Hale gives us a picture of early 20th century lynching as a modern spectacle, illegal but not extra-legal in its maintenance of a racist economic, social, and sexual order, legitimized by the “Black man rapes white woman” narrative. She documents its relationship with consumer culture, allowing it to shape the construction of a racist order throughout the entire country, as both photographs and pieces of the murdered Black bodies were quickly distributed.
“The Show” poses the question of the continued effects of these commodities, what they continue to construct, how a photograph translates into the present. (One thing I can not stop thinking about is that spread throughout the country today there must still be thousands of pickled pieces of lynching victims’ bodies).
That photographs and body parts were on display nationally by the 1890s makes the narrative of “The Murder of Emmett Till” - that the one particular instance, due to its wide publicity, triggered The Civil Rights Movement (and the implicit narrative of problem, response, resolution) - seem disingenuous, especially given the history of anti-lynching activism and Black liberation struggles stretching back into the 19th century. The movie documents only one moment in a continuous process of struggle against a racist order; by doing so it makes the structure's extension over time invisible.
So, how can we understand today's prison-industrial complex, extra-legal but certainly not extra-juridical police violence against people of color, and the consumer culture around constructions of Blackness as “Gangster,” as well as the proliferation of prison movies and TV shows like “Cops,” in light of Hale’s analysis?

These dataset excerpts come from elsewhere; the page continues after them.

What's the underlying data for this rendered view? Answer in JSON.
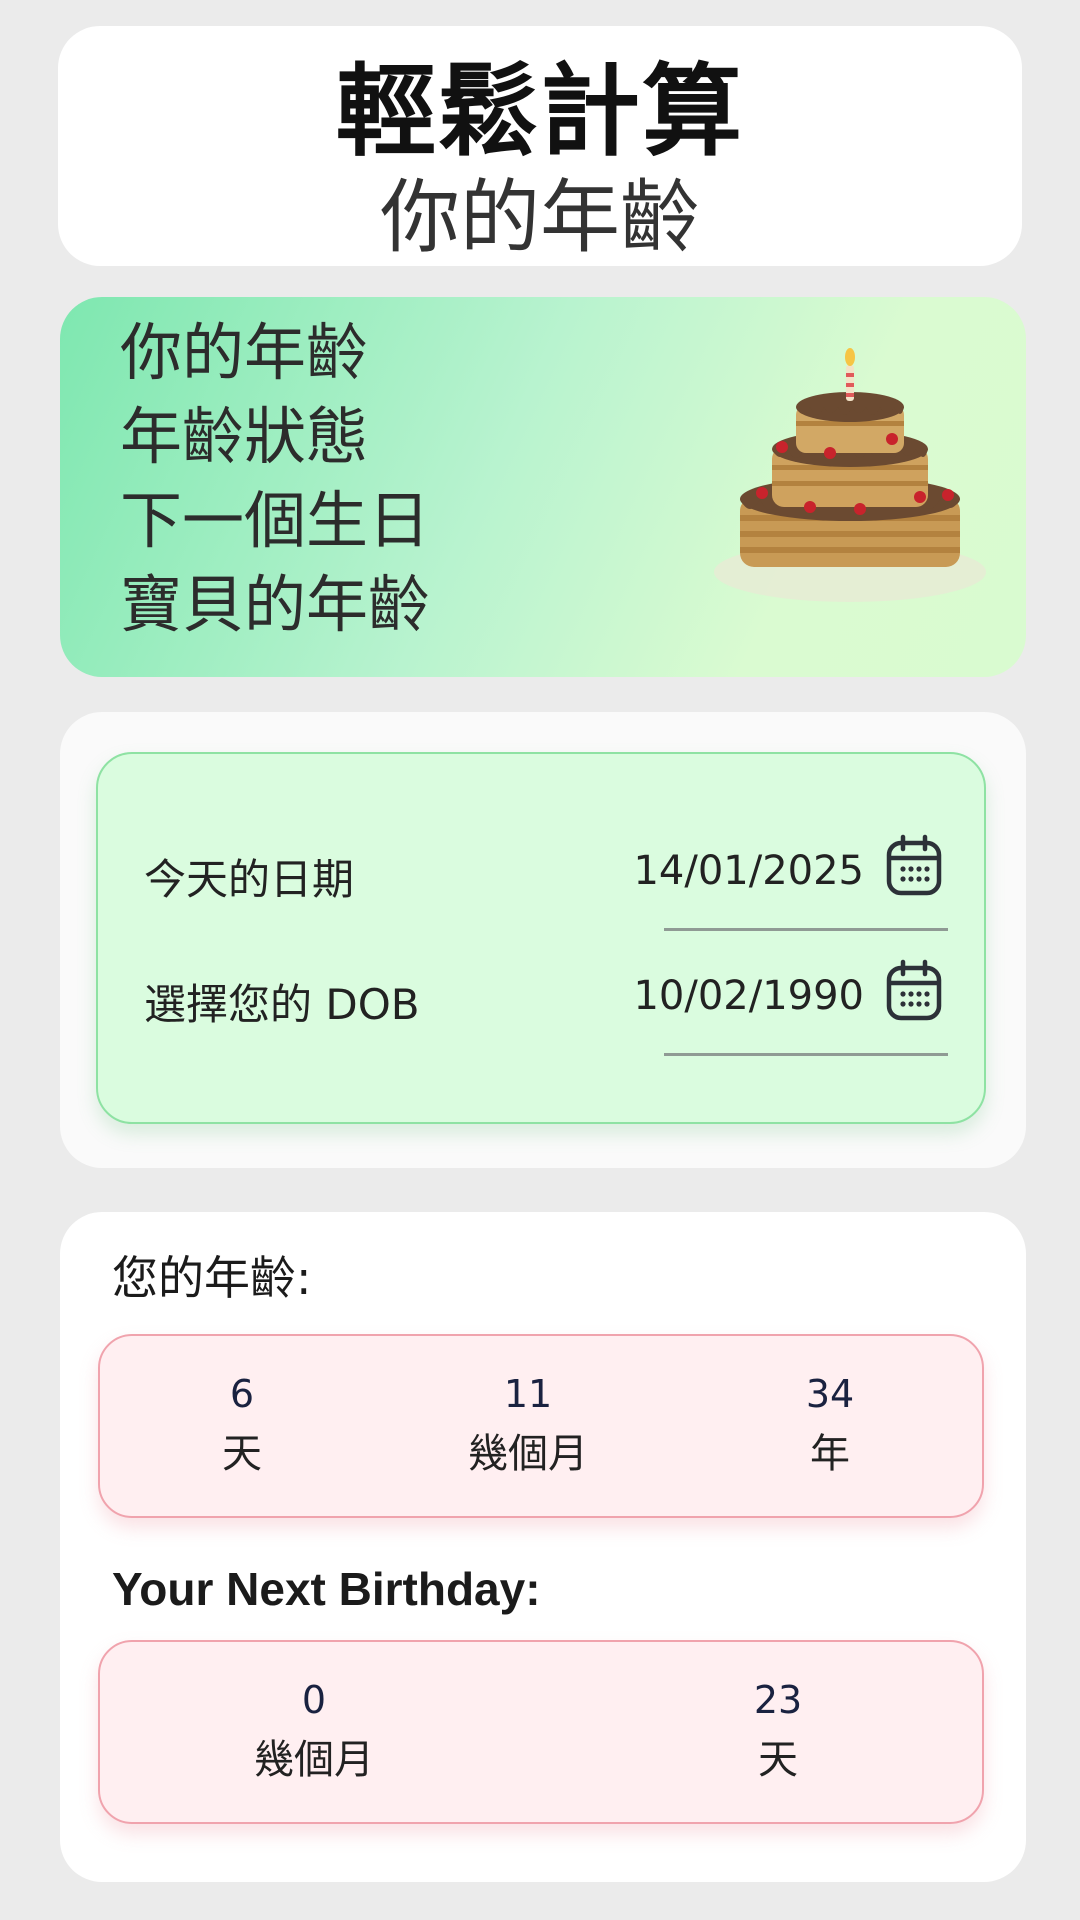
{
  "header": {
    "title": "輕鬆計算",
    "subtitle": "你的年齡"
  },
  "banner": {
    "lines": [
      "你的年齡",
      "年齡狀態",
      "下一個生日",
      "寶貝的年齡"
    ],
    "image": "birthday-cake"
  },
  "dates": {
    "today": {
      "label": "今天的日期",
      "value": "14/01/2025",
      "icon": "calendar-icon"
    },
    "dob": {
      "label": "選擇您的 DOB",
      "value": "10/02/1990",
      "icon": "calendar-icon"
    }
  },
  "age": {
    "title": "您的年齡:",
    "cells": [
      {
        "value": "6",
        "unit": "天"
      },
      {
        "value": "11",
        "unit": "幾個月"
      },
      {
        "value": "34",
        "unit": "年"
      }
    ]
  },
  "next_birthday": {
    "title": "Your Next Birthday:",
    "cells": [
      {
        "value": "0",
        "unit": "幾個月"
      },
      {
        "value": "23",
        "unit": "天"
      }
    ]
  },
  "colors": {
    "background": "#ebebeb",
    "banner_start": "#7ee7b0",
    "banner_end": "#d9fbd0",
    "date_panel": "#dafcdf",
    "result_box": "#ffeff1",
    "result_border": "#f0a3ad"
  }
}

There is still extra-legal but not illegal (or the other way around) systemic violence against people of color, continuing to enforce a racist order; there is still even lynching (On September 17 2007, off-duty police in Washington DC tracked down, shot and killed 14 year old Deonte Rawlings, who they suspected of stealing one of the cop’s personal bicycles. The cops were cleared, because of tenuous evidence that he shot at them first.) To what extent is this continuous from the order of the early 20th century, how has the order changed, and what work do narratives like “The Murder of Emmett Till” do to prop up this order?